An $11 billion plan negotiated under Republican former governor Arnold Schwarzenegger in 2009 is set to go before voters in November, but Democrats, who now control both houses of the legislature and all statewide elected offices, say it is too expensive and full of pork.
Brown has said he would campaign against it, and polls show little public support.
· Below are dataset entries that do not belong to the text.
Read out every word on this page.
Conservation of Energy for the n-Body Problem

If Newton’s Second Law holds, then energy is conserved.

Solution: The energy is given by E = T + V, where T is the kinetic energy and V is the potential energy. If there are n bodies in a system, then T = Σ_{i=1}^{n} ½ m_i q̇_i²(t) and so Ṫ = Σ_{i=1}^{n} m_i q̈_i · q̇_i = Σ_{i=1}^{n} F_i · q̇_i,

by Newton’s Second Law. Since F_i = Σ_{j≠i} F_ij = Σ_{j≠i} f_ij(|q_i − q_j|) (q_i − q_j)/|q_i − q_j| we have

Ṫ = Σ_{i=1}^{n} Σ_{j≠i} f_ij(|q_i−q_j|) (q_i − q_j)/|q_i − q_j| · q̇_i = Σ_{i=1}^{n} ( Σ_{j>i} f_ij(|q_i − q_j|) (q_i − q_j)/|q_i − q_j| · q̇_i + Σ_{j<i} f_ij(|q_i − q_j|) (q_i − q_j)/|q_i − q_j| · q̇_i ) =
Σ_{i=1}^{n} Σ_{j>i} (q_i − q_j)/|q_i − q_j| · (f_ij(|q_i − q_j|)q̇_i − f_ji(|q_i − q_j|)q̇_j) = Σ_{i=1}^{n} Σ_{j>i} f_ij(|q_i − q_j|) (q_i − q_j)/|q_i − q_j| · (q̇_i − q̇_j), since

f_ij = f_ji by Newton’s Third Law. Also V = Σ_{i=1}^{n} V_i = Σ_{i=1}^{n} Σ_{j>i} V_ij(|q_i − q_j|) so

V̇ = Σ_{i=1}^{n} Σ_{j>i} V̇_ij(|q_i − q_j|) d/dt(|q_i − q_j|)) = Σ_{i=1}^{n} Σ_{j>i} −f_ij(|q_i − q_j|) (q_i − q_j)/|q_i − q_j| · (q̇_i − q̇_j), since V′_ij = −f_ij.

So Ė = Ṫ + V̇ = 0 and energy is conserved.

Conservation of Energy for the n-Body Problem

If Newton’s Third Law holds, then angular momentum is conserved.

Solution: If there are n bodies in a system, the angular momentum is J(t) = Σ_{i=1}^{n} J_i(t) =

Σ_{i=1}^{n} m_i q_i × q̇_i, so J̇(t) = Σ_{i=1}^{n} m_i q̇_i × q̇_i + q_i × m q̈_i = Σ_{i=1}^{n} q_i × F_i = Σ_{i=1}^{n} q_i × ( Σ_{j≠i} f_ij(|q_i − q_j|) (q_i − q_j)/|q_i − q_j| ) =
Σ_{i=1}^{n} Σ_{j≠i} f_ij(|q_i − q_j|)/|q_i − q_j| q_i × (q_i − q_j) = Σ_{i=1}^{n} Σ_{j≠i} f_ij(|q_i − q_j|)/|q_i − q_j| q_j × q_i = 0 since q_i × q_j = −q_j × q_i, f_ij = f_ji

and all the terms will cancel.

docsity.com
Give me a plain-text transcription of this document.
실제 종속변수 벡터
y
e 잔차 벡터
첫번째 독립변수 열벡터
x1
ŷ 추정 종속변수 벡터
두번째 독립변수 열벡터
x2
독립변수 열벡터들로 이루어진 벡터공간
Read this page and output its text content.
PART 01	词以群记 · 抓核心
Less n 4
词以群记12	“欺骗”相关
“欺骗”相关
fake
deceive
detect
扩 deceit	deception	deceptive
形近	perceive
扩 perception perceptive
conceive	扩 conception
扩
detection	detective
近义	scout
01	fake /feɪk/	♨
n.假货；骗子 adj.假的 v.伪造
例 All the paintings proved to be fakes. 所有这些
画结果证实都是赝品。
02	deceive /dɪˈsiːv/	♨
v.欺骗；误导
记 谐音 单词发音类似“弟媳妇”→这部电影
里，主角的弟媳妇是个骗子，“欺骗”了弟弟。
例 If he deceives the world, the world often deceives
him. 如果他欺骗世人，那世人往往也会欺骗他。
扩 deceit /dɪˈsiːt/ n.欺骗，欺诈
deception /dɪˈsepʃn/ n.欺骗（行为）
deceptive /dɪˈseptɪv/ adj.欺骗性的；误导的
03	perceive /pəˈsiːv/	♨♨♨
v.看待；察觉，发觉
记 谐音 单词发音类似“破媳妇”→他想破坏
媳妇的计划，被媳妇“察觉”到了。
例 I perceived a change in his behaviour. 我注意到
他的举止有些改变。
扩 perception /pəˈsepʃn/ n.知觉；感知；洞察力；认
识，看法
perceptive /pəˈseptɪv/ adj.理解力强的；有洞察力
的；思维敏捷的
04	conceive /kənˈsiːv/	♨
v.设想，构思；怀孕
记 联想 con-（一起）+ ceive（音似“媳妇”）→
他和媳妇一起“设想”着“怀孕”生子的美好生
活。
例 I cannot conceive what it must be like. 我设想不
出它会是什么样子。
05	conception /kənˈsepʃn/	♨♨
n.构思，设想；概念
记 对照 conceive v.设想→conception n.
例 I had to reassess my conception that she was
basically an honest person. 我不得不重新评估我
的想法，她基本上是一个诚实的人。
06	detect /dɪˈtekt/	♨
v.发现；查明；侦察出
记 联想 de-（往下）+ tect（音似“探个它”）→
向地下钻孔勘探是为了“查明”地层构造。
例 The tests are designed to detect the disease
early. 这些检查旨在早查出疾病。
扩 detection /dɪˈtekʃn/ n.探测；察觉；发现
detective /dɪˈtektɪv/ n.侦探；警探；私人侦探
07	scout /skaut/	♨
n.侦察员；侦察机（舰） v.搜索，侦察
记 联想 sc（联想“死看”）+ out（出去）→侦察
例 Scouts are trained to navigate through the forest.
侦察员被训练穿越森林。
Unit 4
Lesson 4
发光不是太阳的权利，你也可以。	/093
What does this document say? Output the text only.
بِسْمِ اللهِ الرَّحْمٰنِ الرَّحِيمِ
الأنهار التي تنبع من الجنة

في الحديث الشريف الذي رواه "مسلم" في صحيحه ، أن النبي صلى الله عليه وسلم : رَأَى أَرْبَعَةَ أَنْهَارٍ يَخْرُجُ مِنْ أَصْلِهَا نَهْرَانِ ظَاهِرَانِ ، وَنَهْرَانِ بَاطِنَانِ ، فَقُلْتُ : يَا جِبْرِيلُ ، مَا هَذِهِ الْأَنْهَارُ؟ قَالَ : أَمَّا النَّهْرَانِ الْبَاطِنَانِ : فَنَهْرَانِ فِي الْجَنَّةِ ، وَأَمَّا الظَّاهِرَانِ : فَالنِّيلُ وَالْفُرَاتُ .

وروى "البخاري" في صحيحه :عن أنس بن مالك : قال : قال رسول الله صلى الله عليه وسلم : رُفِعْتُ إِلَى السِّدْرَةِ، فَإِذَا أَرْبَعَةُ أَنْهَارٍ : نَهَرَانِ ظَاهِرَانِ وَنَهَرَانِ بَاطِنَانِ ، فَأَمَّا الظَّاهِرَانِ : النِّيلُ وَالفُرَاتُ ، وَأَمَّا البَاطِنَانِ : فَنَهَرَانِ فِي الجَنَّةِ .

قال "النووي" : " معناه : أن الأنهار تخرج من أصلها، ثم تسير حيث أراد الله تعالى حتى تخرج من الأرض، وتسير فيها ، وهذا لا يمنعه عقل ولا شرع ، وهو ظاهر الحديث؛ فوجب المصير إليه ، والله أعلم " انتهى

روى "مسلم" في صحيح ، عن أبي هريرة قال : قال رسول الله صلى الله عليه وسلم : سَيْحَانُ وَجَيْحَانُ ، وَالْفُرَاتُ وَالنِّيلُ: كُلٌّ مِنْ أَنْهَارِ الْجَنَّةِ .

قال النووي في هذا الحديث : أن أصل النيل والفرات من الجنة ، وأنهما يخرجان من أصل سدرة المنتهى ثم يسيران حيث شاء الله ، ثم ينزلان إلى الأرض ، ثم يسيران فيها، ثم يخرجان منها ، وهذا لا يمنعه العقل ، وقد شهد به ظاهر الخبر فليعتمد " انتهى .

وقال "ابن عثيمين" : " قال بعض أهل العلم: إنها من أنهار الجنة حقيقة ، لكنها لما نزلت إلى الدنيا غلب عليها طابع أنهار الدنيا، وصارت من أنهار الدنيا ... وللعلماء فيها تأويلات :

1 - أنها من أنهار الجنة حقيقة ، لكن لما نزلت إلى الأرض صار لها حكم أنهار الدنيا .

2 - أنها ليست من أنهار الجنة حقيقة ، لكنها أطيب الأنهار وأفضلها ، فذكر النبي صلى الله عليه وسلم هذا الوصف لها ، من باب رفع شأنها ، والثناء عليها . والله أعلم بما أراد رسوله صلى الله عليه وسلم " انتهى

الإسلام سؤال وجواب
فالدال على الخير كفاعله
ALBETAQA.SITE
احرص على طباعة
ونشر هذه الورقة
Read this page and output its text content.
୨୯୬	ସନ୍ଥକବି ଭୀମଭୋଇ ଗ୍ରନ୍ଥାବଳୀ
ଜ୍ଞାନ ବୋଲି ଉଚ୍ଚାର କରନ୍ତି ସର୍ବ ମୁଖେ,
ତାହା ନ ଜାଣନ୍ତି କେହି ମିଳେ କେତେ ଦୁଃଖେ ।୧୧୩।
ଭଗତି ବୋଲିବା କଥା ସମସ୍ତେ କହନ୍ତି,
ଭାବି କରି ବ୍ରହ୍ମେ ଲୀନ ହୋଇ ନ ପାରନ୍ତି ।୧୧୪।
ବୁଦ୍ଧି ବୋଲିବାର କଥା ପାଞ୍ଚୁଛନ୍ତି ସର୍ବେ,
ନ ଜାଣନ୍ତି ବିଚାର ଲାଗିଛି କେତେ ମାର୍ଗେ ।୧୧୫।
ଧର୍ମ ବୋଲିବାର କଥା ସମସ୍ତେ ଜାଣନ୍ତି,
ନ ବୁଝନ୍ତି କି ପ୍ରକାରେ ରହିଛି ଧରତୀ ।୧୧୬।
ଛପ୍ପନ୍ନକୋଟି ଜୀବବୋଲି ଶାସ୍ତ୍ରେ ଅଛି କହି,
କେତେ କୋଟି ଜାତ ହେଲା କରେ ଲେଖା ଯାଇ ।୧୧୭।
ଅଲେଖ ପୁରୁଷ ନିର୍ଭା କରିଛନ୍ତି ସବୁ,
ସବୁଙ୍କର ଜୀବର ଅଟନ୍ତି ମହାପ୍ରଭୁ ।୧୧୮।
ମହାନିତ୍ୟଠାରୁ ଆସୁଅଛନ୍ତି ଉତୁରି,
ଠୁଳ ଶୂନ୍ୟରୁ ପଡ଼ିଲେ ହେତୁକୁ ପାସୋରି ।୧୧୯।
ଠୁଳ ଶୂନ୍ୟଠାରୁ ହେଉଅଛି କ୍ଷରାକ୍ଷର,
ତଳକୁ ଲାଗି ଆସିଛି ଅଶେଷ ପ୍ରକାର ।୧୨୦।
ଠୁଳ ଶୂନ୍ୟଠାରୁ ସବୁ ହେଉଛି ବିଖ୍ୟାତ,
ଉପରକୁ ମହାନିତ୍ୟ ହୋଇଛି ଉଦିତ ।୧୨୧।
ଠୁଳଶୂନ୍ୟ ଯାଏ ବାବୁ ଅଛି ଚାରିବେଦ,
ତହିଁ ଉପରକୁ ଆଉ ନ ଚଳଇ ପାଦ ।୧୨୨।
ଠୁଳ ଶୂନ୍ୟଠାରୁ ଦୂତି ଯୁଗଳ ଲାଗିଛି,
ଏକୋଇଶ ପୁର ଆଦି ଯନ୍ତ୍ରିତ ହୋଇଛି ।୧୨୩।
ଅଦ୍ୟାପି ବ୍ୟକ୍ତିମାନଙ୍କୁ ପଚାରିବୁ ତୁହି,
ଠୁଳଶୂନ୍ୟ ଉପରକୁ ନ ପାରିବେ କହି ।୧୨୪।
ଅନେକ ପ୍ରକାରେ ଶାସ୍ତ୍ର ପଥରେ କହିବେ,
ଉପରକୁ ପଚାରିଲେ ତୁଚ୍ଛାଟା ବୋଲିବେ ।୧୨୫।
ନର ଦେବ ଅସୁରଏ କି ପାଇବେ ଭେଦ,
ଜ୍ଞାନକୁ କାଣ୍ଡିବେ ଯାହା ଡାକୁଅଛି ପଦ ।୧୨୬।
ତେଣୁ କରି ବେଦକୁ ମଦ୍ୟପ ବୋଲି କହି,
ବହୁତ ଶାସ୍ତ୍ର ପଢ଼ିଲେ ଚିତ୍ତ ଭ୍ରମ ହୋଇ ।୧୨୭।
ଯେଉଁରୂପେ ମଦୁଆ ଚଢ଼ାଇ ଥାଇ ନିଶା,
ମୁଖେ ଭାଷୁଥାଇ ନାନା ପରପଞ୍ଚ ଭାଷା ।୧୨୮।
Democrats who represent the area around the fragile San Joaquin-Sacramento River Delta say some of the projects included in it would damage vital habitat for endangered animals and risk water supplies.
The legislature has been working since last summer to develop a cheaper alternative, but a two-thirds majority vote is required before such a measure can be placed on the ballot - and Democrats are short two votes in the state Senate thanks to a series of scandals that sidelined three of their members.
Peter De Marco, a spokesman for senate Republican leader Bob Huff, said the main sticking point is the amount of money to be spent on water storage, including reservoirs.
"It's a critical piece for California that has been neglected for a long time," De Marco said. Republican leaders planned to continue negotiating with the Brown administration Tuesday afternoon, he said.
The latest version of the bond has $2.5 billion for such projects, but Republicans have held out for $3 billion, the amount in the Schwarzenegger proposal. Some Republicans also want the plan to include an environmental project that would later allow the state to build tunnels or canals to carry water to the Central Valley, a major farming area that relies on irrigation.